Unhealthy diets
A typical Western diet includes high levels of fat, salt and sugar

The body's immune system responds to the so-called 'Western diet' in a similar manner to how it fights off dangerous bacterial infections, according to a new study conducted by researchers at the University of Bonn (UB) in Germany.

For the study, mice were placed on the equivalent of a Western diet – which is high in fat, sugar and salt, and low in fibre – for one month. The scientists found that the animals' defences became more aggressive, developing a strong inflammatory response of the type that can accelerate the development of diseases such as stroke, heart attacks and diabetes.

The new findings are published in the journal Cell.

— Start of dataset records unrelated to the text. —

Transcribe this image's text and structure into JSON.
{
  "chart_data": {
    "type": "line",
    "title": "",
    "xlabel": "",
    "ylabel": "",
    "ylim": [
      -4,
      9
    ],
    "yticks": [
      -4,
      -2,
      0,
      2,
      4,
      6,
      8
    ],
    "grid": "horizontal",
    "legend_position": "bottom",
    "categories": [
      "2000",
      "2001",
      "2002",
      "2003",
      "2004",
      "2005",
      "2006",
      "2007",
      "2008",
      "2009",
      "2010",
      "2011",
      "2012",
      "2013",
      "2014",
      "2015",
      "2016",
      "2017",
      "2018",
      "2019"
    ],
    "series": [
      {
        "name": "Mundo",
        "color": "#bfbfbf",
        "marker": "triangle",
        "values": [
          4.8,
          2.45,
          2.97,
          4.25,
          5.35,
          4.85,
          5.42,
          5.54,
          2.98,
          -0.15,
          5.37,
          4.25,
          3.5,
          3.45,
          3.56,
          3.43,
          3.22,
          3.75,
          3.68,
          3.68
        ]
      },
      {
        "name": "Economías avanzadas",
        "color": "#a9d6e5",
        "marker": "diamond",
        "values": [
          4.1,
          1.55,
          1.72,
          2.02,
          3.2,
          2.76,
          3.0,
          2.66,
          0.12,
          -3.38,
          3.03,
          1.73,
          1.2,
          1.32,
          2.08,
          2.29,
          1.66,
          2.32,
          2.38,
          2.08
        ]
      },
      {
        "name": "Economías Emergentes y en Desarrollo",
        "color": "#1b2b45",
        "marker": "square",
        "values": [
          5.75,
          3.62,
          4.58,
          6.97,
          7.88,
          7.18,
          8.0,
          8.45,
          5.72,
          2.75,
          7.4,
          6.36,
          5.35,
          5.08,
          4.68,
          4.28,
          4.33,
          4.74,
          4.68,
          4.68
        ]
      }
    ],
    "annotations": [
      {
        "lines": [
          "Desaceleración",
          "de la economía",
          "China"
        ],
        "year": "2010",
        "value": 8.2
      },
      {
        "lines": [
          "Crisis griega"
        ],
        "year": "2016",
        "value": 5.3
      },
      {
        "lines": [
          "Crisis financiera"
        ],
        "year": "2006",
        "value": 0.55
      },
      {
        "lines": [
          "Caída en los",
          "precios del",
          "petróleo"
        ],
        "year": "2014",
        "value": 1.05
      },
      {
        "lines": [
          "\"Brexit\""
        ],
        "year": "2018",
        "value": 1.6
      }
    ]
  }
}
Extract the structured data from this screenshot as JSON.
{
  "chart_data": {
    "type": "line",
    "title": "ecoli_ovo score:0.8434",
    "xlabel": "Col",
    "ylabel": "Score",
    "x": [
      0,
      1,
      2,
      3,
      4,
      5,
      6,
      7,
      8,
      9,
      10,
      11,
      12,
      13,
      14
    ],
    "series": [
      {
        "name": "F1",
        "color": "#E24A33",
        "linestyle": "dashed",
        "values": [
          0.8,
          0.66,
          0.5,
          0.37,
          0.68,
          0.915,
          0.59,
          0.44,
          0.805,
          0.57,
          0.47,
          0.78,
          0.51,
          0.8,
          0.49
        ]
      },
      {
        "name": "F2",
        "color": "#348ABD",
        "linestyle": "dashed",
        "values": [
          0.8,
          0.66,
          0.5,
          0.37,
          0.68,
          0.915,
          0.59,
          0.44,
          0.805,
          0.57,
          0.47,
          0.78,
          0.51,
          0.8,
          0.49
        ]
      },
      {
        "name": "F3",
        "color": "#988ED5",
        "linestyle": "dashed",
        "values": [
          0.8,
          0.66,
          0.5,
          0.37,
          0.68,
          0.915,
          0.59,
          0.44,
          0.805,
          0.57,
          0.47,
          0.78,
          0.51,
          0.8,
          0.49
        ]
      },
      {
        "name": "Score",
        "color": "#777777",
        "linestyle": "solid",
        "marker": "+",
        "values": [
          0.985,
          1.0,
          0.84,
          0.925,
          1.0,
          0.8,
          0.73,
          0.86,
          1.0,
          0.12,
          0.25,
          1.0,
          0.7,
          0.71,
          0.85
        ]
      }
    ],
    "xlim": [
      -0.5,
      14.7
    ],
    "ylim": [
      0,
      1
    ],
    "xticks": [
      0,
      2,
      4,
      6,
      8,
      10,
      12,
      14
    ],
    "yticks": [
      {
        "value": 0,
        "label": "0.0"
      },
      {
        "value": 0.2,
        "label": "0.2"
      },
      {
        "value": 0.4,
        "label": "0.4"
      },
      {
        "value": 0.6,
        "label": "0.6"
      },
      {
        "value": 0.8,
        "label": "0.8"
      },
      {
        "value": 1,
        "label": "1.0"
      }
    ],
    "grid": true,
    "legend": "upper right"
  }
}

"The unhealthy diet led to an unexpected increase in the number of certain immune cells in the blood of the mice," said Anette Christ, from UB.

This observation allowed the scientists to discover that the Western diet had activated large numbers of genes inside so-called progenitor cells, which direct the body's immune response. Essentially, the Western diet was causing these cells to rapidly raise a powerful army of immune response units.

Intriguingly, even when the mice were switched back onto their regular cereal diet and the initial state of inflammation had disappeared, the innate 'memory' of the mammalian immune system meant that many of the genes that had been switched on during the fast-food diet remained active.

"It has only recently been discovered that the innate immune system has a form of memory", explains Eicke Latz, also from UB. "After an infection, the body's defences remain in a kind of alarm state, so that they can respond more quickly to a new attack."

This suggests that getting rid of the aggressive state of alarm may be a difficult task. As a result, inflammation could be more easily triggered in the future, raising the risk for associated problems.

At present, this inflamed immune response to the Western diet has only been observed in mice, however, if confirmed in humans, the findings will have important societal implications, the researchers say.

"The foundations of a healthy diet need to become a much more prominent part of education than they are at present," said Latz. "Only in this way can we immunise children at an early stage against the temptations of the food industry. Children have a choice of what they eat every day. We should enable them to make conscious decisions regarding their dietary habits."